Obra maestra de Wilder, con guión del propio director, basado en una obra de Samuel A. Taylor, quien también colabora en el guión junto a Ernest Lehman.

Magníficos actores, con secundarios de lujo como John Williams o Walter Hampden, en el papel de ricachón al frente de una de las mayores empresas del país, aficionado a los puros y al whisky.

A pesar de las seis nominaciones al Oscar que obtuvo, solo logró la estatuilla al mejor vestuario.

Cine en estado puro. Una película, como tantas otras de Billy Wilder, como El Apartamento o Irma La Dulce, que no me canso de ver una y otra vez. Son películas que, a pesar del paso del tiempo, “Sabrina” se rodó en 1954, aguantan muy bien el paso del tiempo.

Sabrina” funciona como un cuento de hadas donde al final triunfa el amor, a pesar del estatus social de los protagonistas. Mientras Sabrina, formidable Audrey Hepburn, es la hija de un chófer, William Holden y Humprey Bogart son los herederos de un imperio económico.

Aunque suene a tópico, ya no se hacen películas así, ni tampoco creo que haya actores de la talla de John Wayne, Jerry Lewis, Charles Laughton, Cary Grant,  Kirk Douglas, Charlon Heston, Sofía Loren, Charles Chaplin, o los ya citados William Holden, Humpry Bogart y Audrey Hepburn. Algunos de ellos no recibieron nunca ningún Oscar.

Son películas que, como en el caso que estamos comentando, bajo la apariencia de comedia romántica, escoden una mirada más compleja sobre la sociedad, las relaciones humanas y las diferencias de clase, todo ello filtrado por la agudeza, la ironía y el inconfundible talento de un director como Billy Wilder.

Diálogos brillantes, llenos de sutileza y subtexto, que sostienen gran parte del peso narrativo y elevan la historia más allá de su envoltorio romántico. Actores que hacen creíble la historia que nos están contando.

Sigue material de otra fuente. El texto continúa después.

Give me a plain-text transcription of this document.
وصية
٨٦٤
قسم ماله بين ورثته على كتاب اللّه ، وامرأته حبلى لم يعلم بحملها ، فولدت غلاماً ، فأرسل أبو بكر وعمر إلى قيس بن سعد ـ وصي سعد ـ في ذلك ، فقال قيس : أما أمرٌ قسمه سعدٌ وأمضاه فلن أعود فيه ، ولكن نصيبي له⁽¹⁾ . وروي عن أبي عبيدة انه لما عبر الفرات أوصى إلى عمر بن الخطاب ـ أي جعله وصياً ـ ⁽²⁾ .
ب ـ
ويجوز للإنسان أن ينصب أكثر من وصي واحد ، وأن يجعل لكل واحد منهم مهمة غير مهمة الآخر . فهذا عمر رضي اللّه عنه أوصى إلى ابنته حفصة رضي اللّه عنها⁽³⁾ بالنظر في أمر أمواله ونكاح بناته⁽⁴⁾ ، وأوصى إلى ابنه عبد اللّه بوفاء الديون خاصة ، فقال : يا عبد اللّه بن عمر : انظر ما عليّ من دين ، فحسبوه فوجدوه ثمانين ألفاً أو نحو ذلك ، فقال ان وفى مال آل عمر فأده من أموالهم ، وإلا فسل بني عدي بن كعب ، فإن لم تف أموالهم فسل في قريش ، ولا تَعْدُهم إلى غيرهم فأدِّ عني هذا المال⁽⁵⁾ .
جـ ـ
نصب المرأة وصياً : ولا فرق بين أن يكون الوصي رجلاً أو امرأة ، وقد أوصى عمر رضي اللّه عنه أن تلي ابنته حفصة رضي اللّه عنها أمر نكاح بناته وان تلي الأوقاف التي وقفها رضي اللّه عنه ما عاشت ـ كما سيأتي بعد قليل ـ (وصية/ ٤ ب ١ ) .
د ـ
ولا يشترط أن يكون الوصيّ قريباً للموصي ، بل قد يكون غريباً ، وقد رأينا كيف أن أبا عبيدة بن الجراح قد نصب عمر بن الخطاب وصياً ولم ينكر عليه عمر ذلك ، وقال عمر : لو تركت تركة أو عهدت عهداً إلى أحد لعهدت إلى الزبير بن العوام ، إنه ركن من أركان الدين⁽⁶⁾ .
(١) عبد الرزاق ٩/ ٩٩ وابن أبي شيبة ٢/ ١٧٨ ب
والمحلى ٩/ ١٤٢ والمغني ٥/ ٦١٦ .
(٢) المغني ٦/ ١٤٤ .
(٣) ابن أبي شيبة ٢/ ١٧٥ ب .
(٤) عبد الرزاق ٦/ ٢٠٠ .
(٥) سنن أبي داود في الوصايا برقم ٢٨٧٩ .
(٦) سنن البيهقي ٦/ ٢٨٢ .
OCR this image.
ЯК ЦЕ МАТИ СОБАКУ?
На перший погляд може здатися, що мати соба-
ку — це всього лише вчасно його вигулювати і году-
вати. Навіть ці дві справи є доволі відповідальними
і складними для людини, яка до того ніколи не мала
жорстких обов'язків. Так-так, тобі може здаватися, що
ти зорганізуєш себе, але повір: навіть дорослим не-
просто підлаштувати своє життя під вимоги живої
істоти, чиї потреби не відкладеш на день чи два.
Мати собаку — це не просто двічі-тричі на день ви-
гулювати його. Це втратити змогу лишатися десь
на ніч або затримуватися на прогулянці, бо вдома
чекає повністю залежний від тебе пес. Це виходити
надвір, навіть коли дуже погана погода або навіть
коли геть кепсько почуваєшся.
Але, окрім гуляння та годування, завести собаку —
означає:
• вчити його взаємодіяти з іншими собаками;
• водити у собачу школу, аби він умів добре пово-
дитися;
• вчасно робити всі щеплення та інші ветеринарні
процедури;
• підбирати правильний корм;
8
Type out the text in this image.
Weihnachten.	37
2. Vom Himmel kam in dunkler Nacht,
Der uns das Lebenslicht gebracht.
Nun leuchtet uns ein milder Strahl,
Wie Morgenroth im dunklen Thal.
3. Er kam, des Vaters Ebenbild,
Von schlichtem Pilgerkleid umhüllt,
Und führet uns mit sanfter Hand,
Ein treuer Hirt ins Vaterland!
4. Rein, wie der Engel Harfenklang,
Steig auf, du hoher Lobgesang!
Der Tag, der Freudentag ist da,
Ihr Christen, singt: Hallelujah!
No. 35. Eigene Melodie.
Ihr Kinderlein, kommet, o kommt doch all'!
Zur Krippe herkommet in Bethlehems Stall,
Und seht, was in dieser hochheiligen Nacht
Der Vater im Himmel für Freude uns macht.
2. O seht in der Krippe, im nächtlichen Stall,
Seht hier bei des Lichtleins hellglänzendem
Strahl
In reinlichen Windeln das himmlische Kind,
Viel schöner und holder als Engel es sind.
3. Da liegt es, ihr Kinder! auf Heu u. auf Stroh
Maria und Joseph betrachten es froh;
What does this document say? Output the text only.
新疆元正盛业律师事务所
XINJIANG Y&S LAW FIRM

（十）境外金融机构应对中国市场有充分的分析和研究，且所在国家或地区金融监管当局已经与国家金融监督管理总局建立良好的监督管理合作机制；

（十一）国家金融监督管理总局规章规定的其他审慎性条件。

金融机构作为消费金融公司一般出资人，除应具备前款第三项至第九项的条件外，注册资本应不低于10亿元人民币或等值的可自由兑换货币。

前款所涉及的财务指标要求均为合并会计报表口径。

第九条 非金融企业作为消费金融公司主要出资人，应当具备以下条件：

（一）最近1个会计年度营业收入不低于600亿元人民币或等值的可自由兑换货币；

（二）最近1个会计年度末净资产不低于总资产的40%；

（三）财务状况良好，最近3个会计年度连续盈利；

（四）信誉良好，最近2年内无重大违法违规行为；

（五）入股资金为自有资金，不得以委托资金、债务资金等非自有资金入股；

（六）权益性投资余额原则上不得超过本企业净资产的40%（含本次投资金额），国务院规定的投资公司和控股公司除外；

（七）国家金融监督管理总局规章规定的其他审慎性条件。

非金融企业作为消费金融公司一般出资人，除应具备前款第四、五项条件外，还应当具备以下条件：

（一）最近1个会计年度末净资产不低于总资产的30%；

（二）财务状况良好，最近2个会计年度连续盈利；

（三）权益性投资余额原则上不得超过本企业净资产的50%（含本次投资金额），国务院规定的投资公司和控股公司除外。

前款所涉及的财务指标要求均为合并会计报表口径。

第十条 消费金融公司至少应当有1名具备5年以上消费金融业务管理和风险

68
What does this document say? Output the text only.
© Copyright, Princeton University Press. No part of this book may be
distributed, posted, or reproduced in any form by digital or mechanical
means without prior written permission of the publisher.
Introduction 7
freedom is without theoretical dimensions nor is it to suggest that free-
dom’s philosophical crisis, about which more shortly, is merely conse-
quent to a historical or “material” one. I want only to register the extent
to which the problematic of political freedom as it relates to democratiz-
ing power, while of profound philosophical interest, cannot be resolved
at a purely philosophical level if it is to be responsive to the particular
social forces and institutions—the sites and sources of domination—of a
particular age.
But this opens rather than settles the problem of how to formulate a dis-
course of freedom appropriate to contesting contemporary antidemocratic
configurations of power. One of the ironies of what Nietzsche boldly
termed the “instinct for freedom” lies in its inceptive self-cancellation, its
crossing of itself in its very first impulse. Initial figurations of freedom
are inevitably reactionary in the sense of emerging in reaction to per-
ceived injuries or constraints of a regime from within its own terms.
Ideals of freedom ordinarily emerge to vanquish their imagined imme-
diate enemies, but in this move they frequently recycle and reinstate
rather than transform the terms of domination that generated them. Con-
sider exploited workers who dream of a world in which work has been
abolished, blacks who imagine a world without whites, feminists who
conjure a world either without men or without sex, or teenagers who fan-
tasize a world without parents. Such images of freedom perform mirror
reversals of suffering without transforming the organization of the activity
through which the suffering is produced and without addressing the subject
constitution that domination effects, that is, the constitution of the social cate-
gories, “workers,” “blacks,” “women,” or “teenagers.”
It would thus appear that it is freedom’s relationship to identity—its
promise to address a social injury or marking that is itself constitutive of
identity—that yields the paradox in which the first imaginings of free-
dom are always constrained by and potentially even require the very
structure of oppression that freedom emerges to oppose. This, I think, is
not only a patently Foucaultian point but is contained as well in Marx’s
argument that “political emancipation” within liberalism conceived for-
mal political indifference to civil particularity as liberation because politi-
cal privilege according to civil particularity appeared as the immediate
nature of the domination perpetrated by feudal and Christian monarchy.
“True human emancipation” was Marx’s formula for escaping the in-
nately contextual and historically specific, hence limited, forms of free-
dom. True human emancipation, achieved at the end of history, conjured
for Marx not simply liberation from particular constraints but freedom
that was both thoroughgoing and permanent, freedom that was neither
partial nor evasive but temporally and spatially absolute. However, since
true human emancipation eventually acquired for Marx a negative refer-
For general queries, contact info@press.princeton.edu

Argumentos que nos mantienen pegados a la butaca del cine o a la pantalla del televisor hasta que aparece la frase The End.

En definitiva, cine que confía en la inteligencia del espectador, algo cada vez menos frecuente en la producción actual, y que explica por qué obras como Sabrina siguen siendo, décadas después, mucho más que un simple recuerdo del Hollywood clásico. Las obras maestras nunca pasan demoda.